For Senior Staff Writer Chris "Pwyff" Tom, a strong PvP feature may be one of the most important features of any good MMORPG. But what makes for a good PvP experience? Read on to find out!
"What makes a good MMORPG?"
I've decided to devote a bit of my time and a few articles to exploring this. In my last few pieces, I wrote about character progression, followed by gameplay mechanics and combat, and in the one before I spoke of story and premise. Today I'll talk about my favorite aspect of any MMORPG: PvP!
I have a confession to make. As a self-described PvP enthusiast in all things MMORPG, I've never played what many consider to be the holy grail of world PvP: Dark Age of Camelot. Even worse, the reason I missed out on those golden days was that I was firmly entrenched in two very distinctly PvE heavy MMORPGs: Ragnarok Online (before War of Emperium) and then Final Fantasy XI. Still, in spite of my transgressions, I'd like to think that I've acquitted myself quite well by delving deep into almost every PvP-oriented game since: Defense of the Ancients, League of Legends, Heroes of Newerth, Bloodline Champions, Warhammer Online, Age of Conan, the short-lived Fury, Atlantica Online, Champions Online, Aion, Rift and World of Warcraft. In other words, I've seen most of what MMORPGs have to offer, so let's just get down to talking about what makes for a thriving PvP system.
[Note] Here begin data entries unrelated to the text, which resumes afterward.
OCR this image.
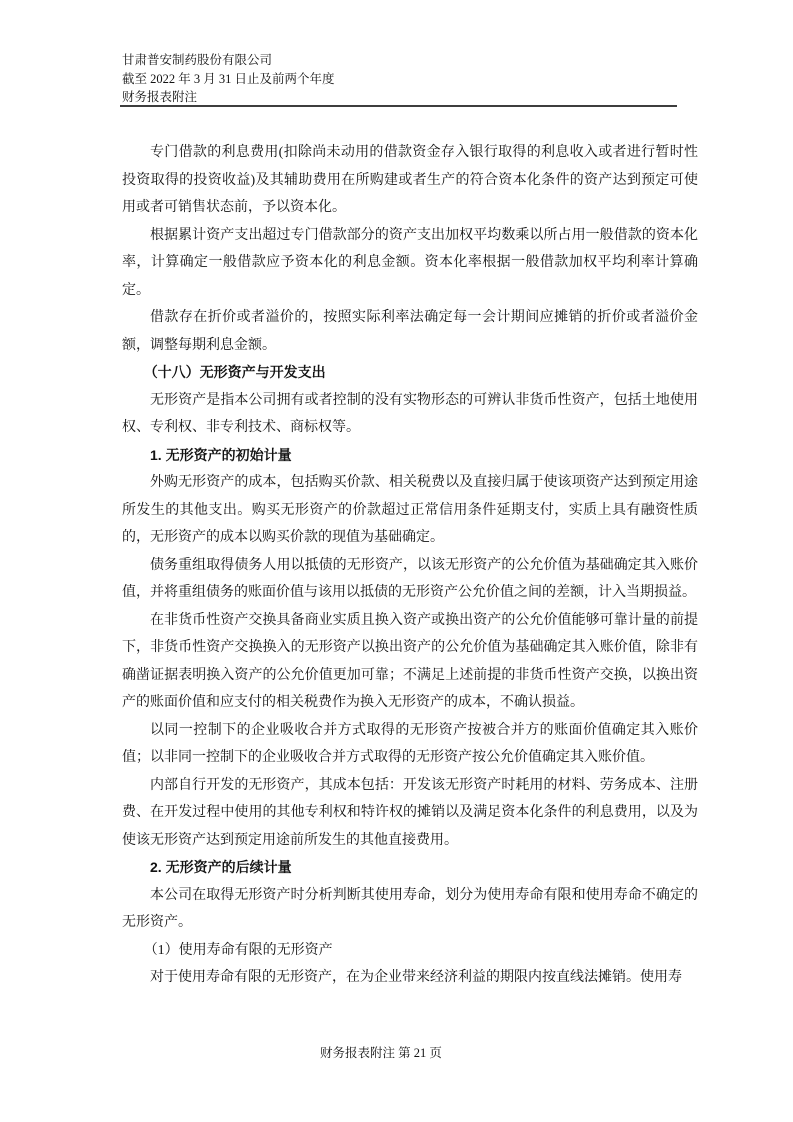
甘肃普安制药股份有限公司
截至 2022 年 3 月 31 日止及前两个年度
财务报表附注

专门借款的利息费用(扣除尚未动用的借款资金存入银行取得的利息收入或者进行暂时性投资取得的投资收益)及其辅助费用在所购建或者生产的符合资本化条件的资产达到预定可使用或者可销售状态前，予以资本化。

根据累计资产支出超过专门借款部分的资产支出加权平均数乘以所占用一般借款的资本化率，计算确定一般借款应予资本化的利息金额。资本化率根据一般借款加权平均利率计算确定。

借款存在折价或者溢价的，按照实际利率法确定每一会计期间应摊销的折价或者溢价金额，调整每期利息金额。

（十八）无形资产与开发支出

无形资产是指本公司拥有或者控制的没有实物形态的可辨认非货币性资产，包括土地使用权、专利权、非专利技术、商标权等。

1. 无形资产的初始计量

外购无形资产的成本，包括购买价款、相关税费以及直接归属于使该项资产达到预定用途所发生的其他支出。购买无形资产的价款超过正常信用条件延期支付，实质上具有融资性质的，无形资产的成本以购买价款的现值为基础确定。

债务重组取得债务人用以抵债的无形资产，以该无形资产的公允价值为基础确定其入账价值，并将重组债务的账面价值与该用以抵债的无形资产公允价值之间的差额，计入当期损益。

在非货币性资产交换具备商业实质且换入资产或换出资产的公允价值能够可靠计量的前提下，非货币性资产交换换入的无形资产以换出资产的公允价值为基础确定其入账价值，除非有确凿证据表明换入资产的公允价值更加可靠；不满足上述前提的非货币性资产交换，以换出资产的账面价值和应支付的相关税费作为换入无形资产的成本，不确认损益。

以同一控制下的企业吸收合并方式取得的无形资产按被合并方的账面价值确定其入账价值；以非同一控制下的企业吸收合并方式取得的无形资产按公允价值确定其入账价值。

内部自行开发的无形资产，其成本包括：开发该无形资产时耗用的材料、劳务成本、注册费、在开发过程中使用的其他专利权和特许权的摊销以及满足资本化条件的利息费用，以及为使该无形资产达到预定用途前所发生的其他直接费用。

2. 无形资产的后续计量

本公司在取得无形资产时分析判断其使用寿命，划分为使用寿命有限和使用寿命不确定的无形资产。

（1）使用寿命有限的无形资产

对于使用寿命有限的无形资产，在为企业带来经济利益的期限内按直线法摊销。使用寿

财务报表附注 第 21 页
One of the biggest issues that most MMORPGs face implementing PvP systems is deciding whether to employ open-world PvP, instanced-only PvP, or both. Obviously most PvP enthusiasts love to demand both, but they often don't consider the inherent problems. With open-world PvP, griefing is a very big issue and it can often turn away more players than it encourages. I remember in the early days of Aion when rifting had no limitations, mid-level zones would become literal death traps as high-level players roamed the countryside, hunting newbies who just wanted to finish their quests. Of course, it was always exhilarating to coerce everyone into fighting back with superior numbers, but the whole process was exhausting. Most players like to play games where they do what they want, and open-world PvP, by its very nature, can force you into something that you want no part of.
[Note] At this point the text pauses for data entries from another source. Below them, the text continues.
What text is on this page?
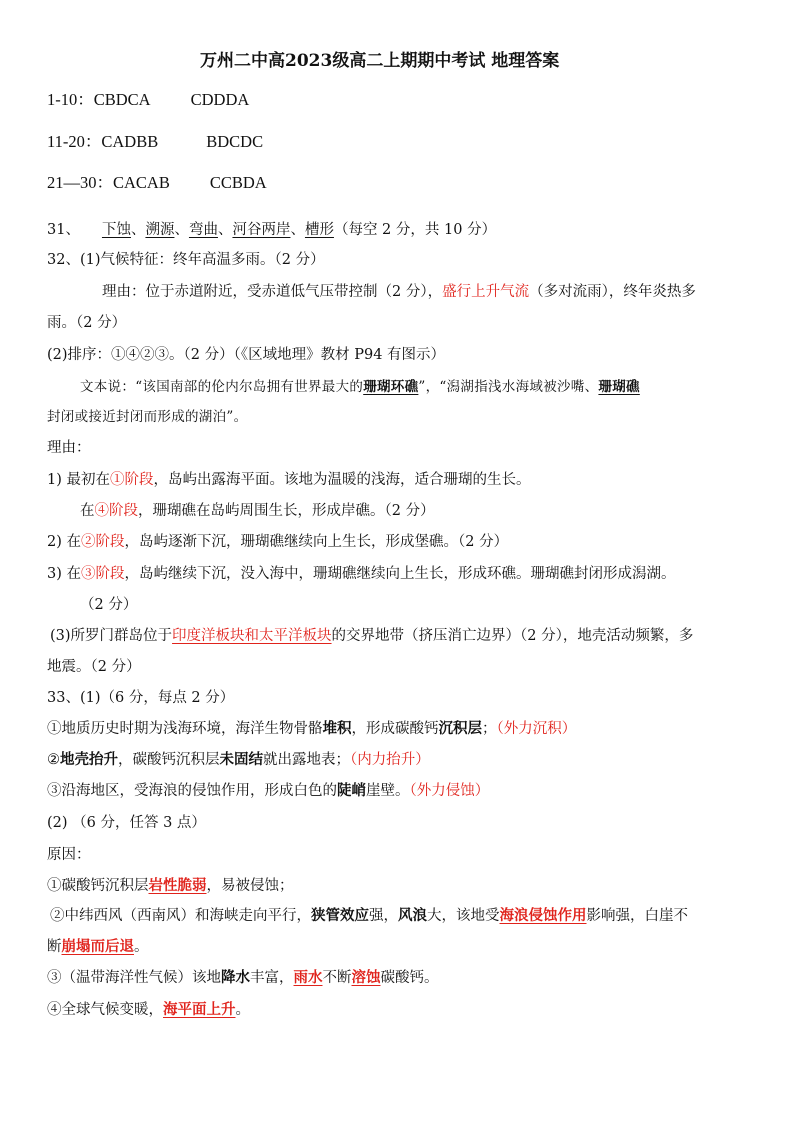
万州二中高2023级高二上期期中考试 地理答案
1-10：CBDCA CDDDA
11-20：CADBB	BDCDC
21—30：CACAB CCBDA
31、 下蚀、溯源、弯曲、河谷两岸、槽形（每空 2 分，共 10 分）
32、(1)气候特征：终年高温多雨。（2 分）
理由：位于赤道附近，受赤道低气压带控制（2 分），盛行上升气流（多对流雨），终年炎热多
雨。（2 分）
(2)排序：①④②③。（2 分）（《区域地理》教材 P94 有图示）
文本说：“该国南部的伦内尔岛拥有世界最大的珊瑚环礁”，“潟湖指浅水海域被沙嘴、珊瑚礁
封闭或接近封闭而形成的湖泊”。
理由：
1) 最初在①阶段，岛屿出露海平面。该地为温暖的浅海，适合珊瑚的生长。
在④阶段，珊瑚礁在岛屿周围生长，形成岸礁。（2 分）
2) 在②阶段，岛屿逐渐下沉，珊瑚礁继续向上生长，形成堡礁。（2 分）
3) 在③阶段，岛屿继续下沉，没入海中，珊瑚礁继续向上生长，形成环礁。珊瑚礁封闭形成潟湖。
（2 分）
(3)所罗门群岛位于印度洋板块和太平洋板块的交界地带（挤压消亡边界）（2 分），地壳活动频繁，多
地震。（2 分）
33、(1)（6 分，每点 2 分）
①地质历史时期为浅海环境，海洋生物骨骼堆积，形成碳酸钙沉积层；（外力沉积）
②地壳抬升，碳酸钙沉积层未固结就出露地表；（内力抬升）
③沿海地区，受海浪的侵蚀作用，形成白色的陡峭崖壁。（外力侵蚀）
(2) （6 分，任答 3 点）
原因：
①碳酸钙沉积层岩性脆弱，易被侵蚀；
②中纬西风（西南风）和海峡走向平行，狭管效应强，风浪大，该地受海浪侵蚀作用影响强，白崖不
断崩塌而后退。
③（温带海洋性气候）该地降水丰富，雨水不断溶蚀碳酸钙。
④全球气候变暖，海平面上升。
With the above scenario being laid out, you might ask: what's so great about open-world PvP anyway? For me, the greatest appeal is the espionage. In first-person shooters, nothing is more satisfying than knowing you've snuck behind enemy lines to wreak havoc. The same can be said about MMORPGs; there's a very primal pleasure to be found in surprising your prey and then making that daring escape. The inherent sense of inequality in open-world PvP is also what makes it great. Competitive gamers would get burned out if they always had to play against equally matched opponents, and the same can be said here. Surviving a 3v1 ambush with a sliver of health makes for a heady adrenaline rush, and nobody can deny the joys of tracking down a hated rival so that you can take screenshots of his demise.
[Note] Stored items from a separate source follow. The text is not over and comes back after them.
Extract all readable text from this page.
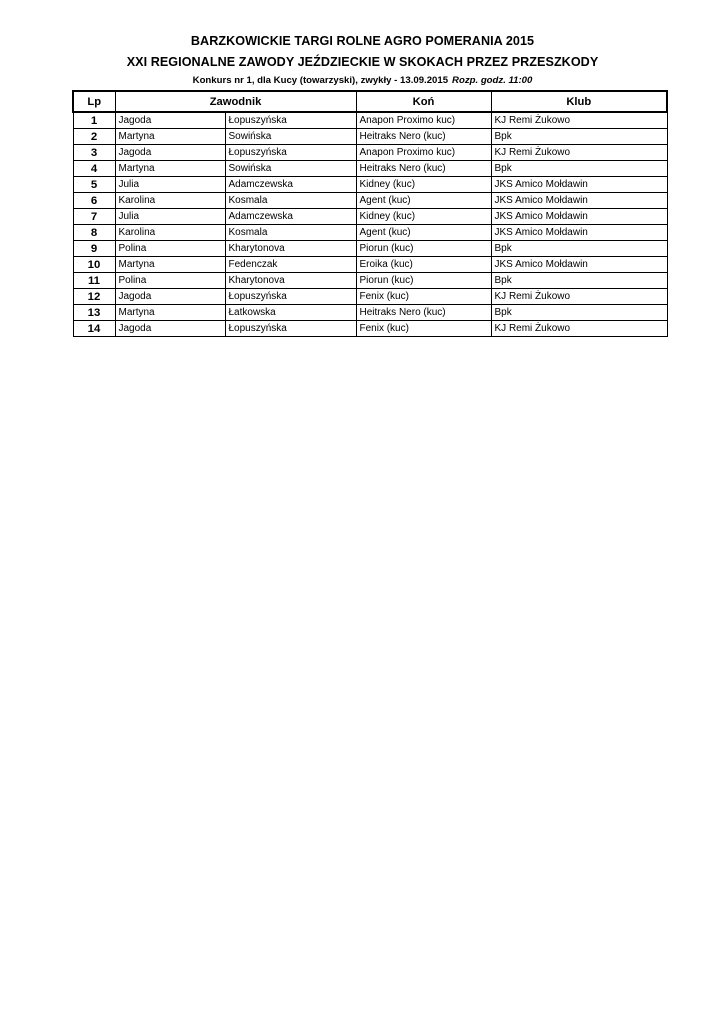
BARZKOWICKIE TARGI ROLNE AGRO POMERANIA 2015
XXI REGIONALNE ZAWODY JEŹDZIECKIE W SKOKACH PRZEZ PRZESZKODY
Konkurs nr 1, dla Kucy (towarzyski), zwykły - 13.09.2015 Rozp. godz. 11:00
Lp	Zawodnik		Koń	Klub
1	Jagoda	Łopuszyńska	Anapon Proximo kuc)	KJ Remi Żukowo
2	Martyna	Sowińska	Heitraks Nero (kuc)	Bpk
3	Jagoda	Łopuszyńska	Anapon Proximo kuc)	KJ Remi Żukowo
4	Martyna	Sowińska	Heitraks Nero (kuc)	Bpk
5	Julia	Adamczewska	Kidney (kuc)	JKS Amico Mołdawin
6	Karolina	Kosmala	Agent (kuc)	JKS Amico Mołdawin
7	Julia	Adamczewska	Kidney (kuc)	JKS Amico Mołdawin
8	Karolina	Kosmala	Agent (kuc)	JKS Amico Mołdawin
9	Polina	Kharytonova	Piorun (kuc)	Bpk
10	Martyna	Fedenczak	Eroika (kuc)	JKS Amico Mołdawin
11	Polina	Kharytonova	Piorun (kuc)	Bpk
12	Jagoda	Łopuszyńska	Fenix (kuc)	KJ Remi Żukowo
13	Martyna	Łatkowska	Heitraks Nero (kuc)	Bpk
14	Jagoda	Łopuszyńska	Fenix (kuc)	KJ Remi Żukowo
Sad to say, I don't think any MMORPG I've played (remember, I didn't play Dark Age of Camelot) has managed to make open-world PvP really shine. Vanilla World of Warcraft used to have some great open world PvP fights at places like Blackrock Mountain and Tauren Mill, but, with the introduction of flying mounts, summoning stones and the dungeon finder, open-world PvP in WoW has pretty much died. As an interesting aside, Blizzard tried to revive open-world PvP with the introduction of strongholds in certain zones that could be taken by both factions, but nobody ever participated. The only time open-world PvP briefly flourished was when certain farming areas (the Elemental Plateau, the Isle of Qual'Danas) became popular, and both factions had to compete for resources. Perhaps encouraging guerrilla skirmishes instead of pitched battles is the way to go to create a successful open-world PvP scene.
Speaking of pitched battles, this brings me to the more interesting topic of instanced PvP. Where open-world PvP is all about spontaneous action and instability, instanced PvP's forte is all about choice and balance. This is probably why most developers prefer to implement some sort of instanced PvP: you know for a fact that all the players who are PvPing are the ones who genuinely want to be there, and it's always easy to balance small arenas and battlegrounds. Unfortunately, the big problem with instanced PvP is that it's almost too predictable. Ask anyone who grinded to Grand Marshall rank in Vanilla World of Warcraft, or those who are building prestige levels in Rift. Constantly dropping into controlled 10v10 games (especially if classes are balanced) usually makes for very similar experiences, and that can get a little tedious.